現在、ロシアでまさに行われている憲法改正に新たな動きがあったので、今回はその動きについて、ロシアのラジオ番組がどのように分析しているかも加え、お話をしたいと思います。
憲法改正に向けてプーチン大統領が作業グループを結成したということは前回の記事でもお伝えしましたが、2月14日に作業グループとプーチン大統領が対談をしたと報じられています。
作業グループとプーチン大統領の会談
この憲法改正は、プーチン大統領が提案した7つの改正項目から始めましたが、その7つは不明確すぎるとして、作業部会では500個の改正を加えることが必要であるとの方向性で検討がなされているようです。このように改正が膨大となってしまったのは、主に、プーチン大統領が最初に提案した7つを修正しようとすると、憲法の他の部分にもしわ寄せがきてしまい、それらへの対応が必要となるからだと分析されています。

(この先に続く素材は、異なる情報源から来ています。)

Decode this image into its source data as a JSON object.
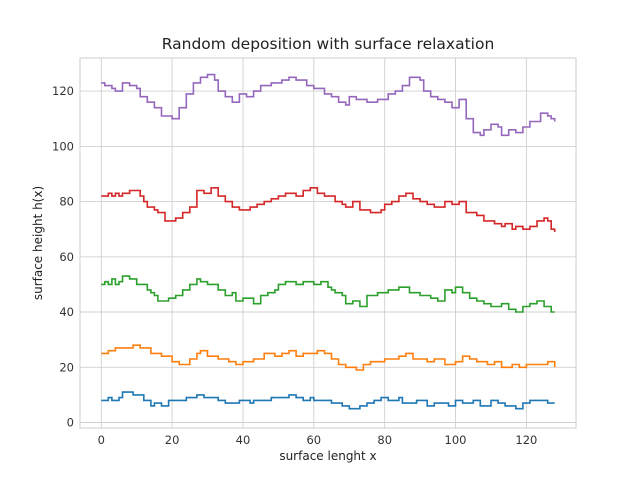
{
  "chart_data": {
    "type": "line",
    "drawstyle": "steps",
    "title": "Random deposition with surface relaxation",
    "xlabel": "surface lenght x",
    "ylabel": "surface height h(x)",
    "xlim": [
      -6,
      134
    ],
    "ylim": [
      -2,
      132
    ],
    "xticks": [
      0,
      20,
      40,
      60,
      80,
      100,
      120
    ],
    "yticks": [
      0,
      20,
      40,
      60,
      80,
      100,
      120
    ],
    "grid": true,
    "legend": "none",
    "series": [
      {
        "color": "#1f77b4",
        "x": [
          0,
          2,
          3,
          5,
          6,
          9,
          12,
          14,
          15,
          17,
          19,
          24,
          27,
          29,
          33,
          35,
          39,
          42,
          43,
          48,
          53,
          55,
          57,
          59,
          60,
          65,
          68,
          70,
          73,
          75,
          77,
          79,
          81,
          84,
          85,
          89,
          92,
          94,
          98,
          100,
          102,
          105,
          107,
          110,
          112,
          114,
          117,
          119,
          121,
          126,
          128
        ],
        "y": [
          8,
          9,
          8,
          9,
          11,
          10,
          8,
          6,
          7,
          6,
          8,
          9,
          10,
          9,
          8,
          7,
          8,
          7,
          8,
          9,
          10,
          9,
          8,
          9,
          8,
          7,
          6,
          5,
          6,
          7,
          8,
          9,
          8,
          9,
          7,
          8,
          6,
          7,
          6,
          8,
          7,
          8,
          6,
          8,
          7,
          6,
          5,
          7,
          8,
          7,
          7
        ]
      },
      {
        "color": "#ff7f0e",
        "x": [
          0,
          2,
          4,
          9,
          11,
          14,
          17,
          20,
          22,
          25,
          27,
          28,
          30,
          33,
          36,
          38,
          40,
          43,
          46,
          49,
          51,
          53,
          55,
          57,
          61,
          63,
          65,
          67,
          69,
          72,
          74,
          76,
          80,
          84,
          86,
          88,
          92,
          94,
          97,
          100,
          102,
          104,
          106,
          109,
          111,
          113,
          116,
          118,
          120,
          124,
          126,
          128
        ],
        "y": [
          25,
          26,
          27,
          28,
          27,
          25,
          24,
          22,
          21,
          23,
          25,
          26,
          24,
          23,
          22,
          21,
          22,
          23,
          25,
          24,
          25,
          26,
          24,
          25,
          26,
          25,
          23,
          21,
          20,
          19,
          21,
          22,
          23,
          24,
          25,
          23,
          22,
          23,
          21,
          22,
          24,
          23,
          22,
          21,
          22,
          20,
          21,
          20,
          21,
          21,
          22,
          20
        ]
      },
      {
        "color": "#2ca02c",
        "x": [
          0,
          1,
          2,
          3,
          4,
          5,
          6,
          8,
          10,
          13,
          14,
          15,
          16,
          19,
          21,
          23,
          25,
          27,
          28,
          30,
          33,
          35,
          37,
          38,
          40,
          43,
          45,
          47,
          49,
          50,
          52,
          55,
          57,
          60,
          62,
          64,
          65,
          66,
          68,
          69,
          71,
          73,
          75,
          78,
          81,
          84,
          87,
          90,
          93,
          95,
          97,
          99,
          100,
          102,
          104,
          106,
          108,
          110,
          113,
          115,
          117,
          119,
          121,
          123,
          125,
          127,
          128
        ],
        "y": [
          50,
          51,
          50,
          52,
          50,
          51,
          53,
          52,
          50,
          48,
          47,
          46,
          44,
          45,
          46,
          48,
          50,
          52,
          51,
          50,
          48,
          46,
          47,
          44,
          45,
          43,
          46,
          47,
          48,
          50,
          51,
          50,
          51,
          50,
          51,
          49,
          48,
          47,
          46,
          43,
          44,
          42,
          46,
          47,
          48,
          49,
          47,
          46,
          45,
          44,
          48,
          47,
          49,
          47,
          45,
          44,
          43,
          42,
          43,
          41,
          40,
          42,
          43,
          44,
          42,
          40,
          40
        ]
      },
      {
        "color": "#d62728",
        "x": [
          0,
          2,
          3,
          4,
          5,
          6,
          8,
          11,
          12,
          13,
          15,
          16,
          18,
          21,
          23,
          25,
          27,
          29,
          31,
          33,
          35,
          37,
          39,
          42,
          44,
          46,
          48,
          50,
          52,
          55,
          57,
          59,
          61,
          63,
          66,
          68,
          69,
          71,
          73,
          76,
          79,
          80,
          82,
          84,
          86,
          88,
          90,
          92,
          94,
          97,
          99,
          101,
          103,
          106,
          108,
          111,
          113,
          114,
          116,
          117,
          119,
          121,
          123,
          125,
          126,
          127,
          128
        ],
        "y": [
          82,
          83,
          82,
          83,
          82,
          83,
          84,
          82,
          80,
          78,
          77,
          76,
          73,
          74,
          76,
          78,
          84,
          83,
          85,
          82,
          80,
          78,
          77,
          78,
          79,
          80,
          81,
          82,
          83,
          82,
          84,
          85,
          83,
          82,
          80,
          79,
          78,
          80,
          77,
          76,
          77,
          79,
          80,
          82,
          83,
          81,
          80,
          79,
          78,
          80,
          79,
          80,
          76,
          75,
          73,
          72,
          71,
          72,
          70,
          71,
          70,
          71,
          73,
          74,
          73,
          70,
          69
        ]
      },
      {
        "color": "#9467bd",
        "x": [
          0,
          1,
          3,
          4,
          6,
          8,
          10,
          11,
          13,
          15,
          17,
          20,
          22,
          24,
          26,
          28,
          30,
          32,
          33,
          35,
          37,
          39,
          41,
          43,
          45,
          48,
          51,
          53,
          55,
          58,
          60,
          63,
          65,
          67,
          69,
          70,
          72,
          75,
          78,
          81,
          83,
          85,
          87,
          90,
          91,
          93,
          95,
          97,
          99,
          101,
          103,
          105,
          107,
          108,
          110,
          112,
          113,
          115,
          117,
          119,
          121,
          124,
          126,
          127,
          128
        ],
        "y": [
          123,
          122,
          121,
          120,
          123,
          122,
          121,
          118,
          116,
          114,
          111,
          110,
          114,
          119,
          123,
          125,
          126,
          124,
          120,
          118,
          116,
          119,
          118,
          120,
          122,
          123,
          124,
          125,
          124,
          122,
          121,
          119,
          118,
          116,
          115,
          118,
          117,
          116,
          117,
          119,
          120,
          122,
          125,
          124,
          120,
          118,
          117,
          116,
          114,
          117,
          110,
          105,
          104,
          106,
          108,
          107,
          104,
          106,
          105,
          107,
          109,
          112,
          111,
          110,
          109
        ]
      }
    ]
  }
}
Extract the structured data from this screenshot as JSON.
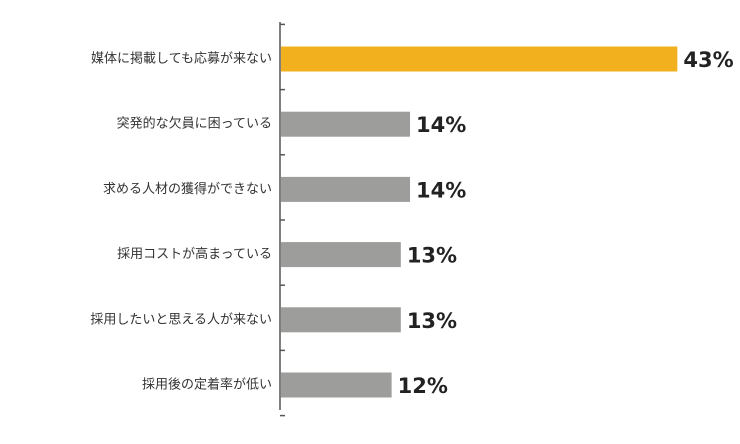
{
  "chart_data": {
    "type": "bar",
    "orientation": "horizontal",
    "categories": [
      "媒体に掲載しても応募が来ない",
      "突発的な欠員に困っている",
      "求める人材の獲得ができない",
      "採用コストが高まっている",
      "採用したいと思える人が来ない",
      "採用後の定着率が低い"
    ],
    "values": [
      43,
      14,
      14,
      13,
      13,
      12
    ],
    "value_labels": [
      "43%",
      "14%",
      "14%",
      "13%",
      "13%",
      "12%"
    ],
    "unit": "%",
    "xlim": [
      0,
      46
    ],
    "title": "",
    "xlabel": "",
    "ylabel": "",
    "grid": false,
    "legend": "none",
    "colors": {
      "highlight": "#f2b01e",
      "default": "#9d9d9b",
      "axis": "#555555"
    }
  }
}
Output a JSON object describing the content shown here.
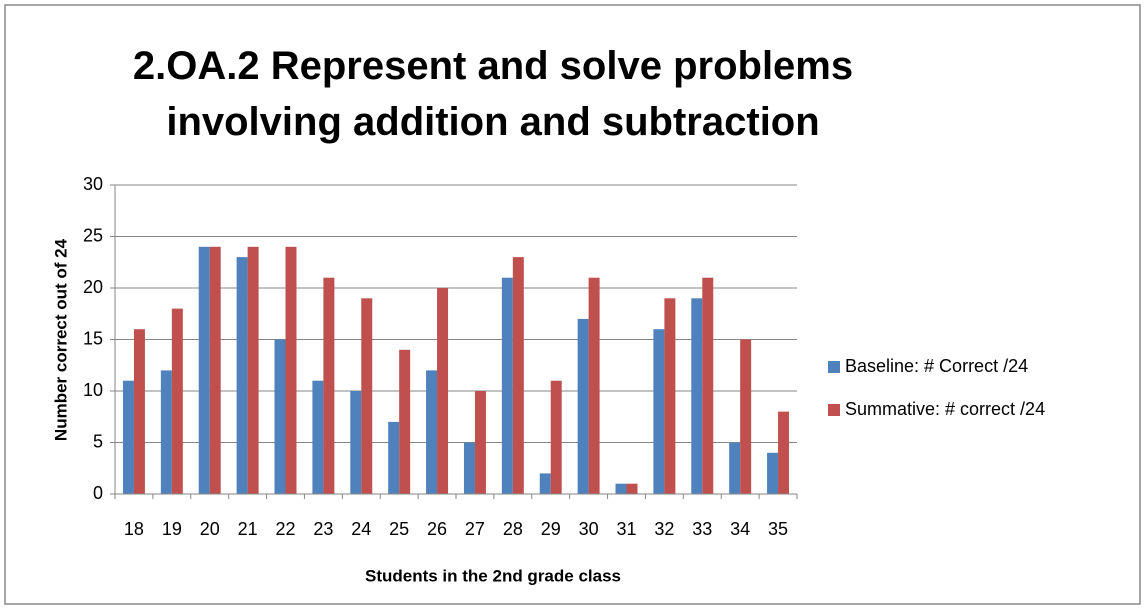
{
  "chart_data": {
    "type": "bar",
    "title": "2.OA.2 Represent and solve problems involving addition and subtraction",
    "x_label": "Students in the 2nd grade class",
    "y_label": "Number correct out of 24",
    "categories": [
      "18",
      "19",
      "20",
      "21",
      "22",
      "23",
      "24",
      "25",
      "26",
      "27",
      "28",
      "29",
      "30",
      "31",
      "32",
      "33",
      "34",
      "35"
    ],
    "series": [
      {
        "name": "Baseline: # Correct /24",
        "color": "#4f81bd",
        "values": [
          11,
          12,
          24,
          23,
          15,
          11,
          10,
          7,
          12,
          5,
          21,
          2,
          17,
          1,
          16,
          19,
          5,
          4
        ]
      },
      {
        "name": "Summative: # correct /24",
        "color": "#c0504d",
        "values": [
          16,
          18,
          24,
          24,
          24,
          21,
          19,
          14,
          20,
          10,
          23,
          11,
          21,
          1,
          19,
          21,
          15,
          8
        ]
      }
    ],
    "ylim": [
      0,
      30
    ],
    "yticks": [
      0,
      5,
      10,
      15,
      20,
      25,
      30
    ],
    "grid": true,
    "legend": "right"
  }
}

もっとも、この作業部会は法律家だけでなく、俳優、スポーツ選手、医者等のような様々な業界の人、計75人から構成されており、オリンピックで女子棒高跳で金メダルを取得した経験のあるイレナ・イシンバエワさんといった有名人も一定数含まれています。多角的な視点を組み込むという視点から作業グループに様々な業界の人を含めるのはよい側面もあるとは思いますが、作業グループのメンバーの中には自分はこの憲法改正をきっかけに初めて憲法を読んだと堂々と公言する人もおり、本当にこの作業グループがしっかりと現行法を分析したうえで、改正を検討できているかははっきりとしないのが現状です。
憲法を無視した改正手続
1998年に改正された歴史のあるロシア憲法の中には、既にどのような流れで憲法改正をするべきかの手続の詳細が規定されているにもかかわらず、プーチン大統領はかかる手続を無視して、作業グループを自ら結成し、独自路線で憲法を改正しているようです。
また、プーチン大統領は、憲法の改正条項を全て抱き合わせたうえで国民投票をするという姿勢も以前として維持し続けています。
専門家の見解
国民に有利となるような憲法改正の内容も果たして必要なのか、疑問を呈している専門家も現れているようです。
具体的には、年金や社会的給付等が最低生活水準を下回らないものとし、物価スライド(インデクセーション)を保証する内容の変更について、多くの国民の支持を集めている状況でしたが、実はこの内容はすでにロシア労働法に規定されており、そもそも憲法に規定する必要があるのかと分析されています。また、インデクセーションは最終的な数字が上がると国民は色眼鏡でみていますが、かけ合わせる数字によってはむしろ現状よりも悪化する可能性があることも国民は気にするべきであると分析されており、国民が自分たちにとって有利と解している改正内容は実は必ずしも有利なものとはいえないということなのです。
今後の憲法改正の動きはまだまだ目が離せない状況です。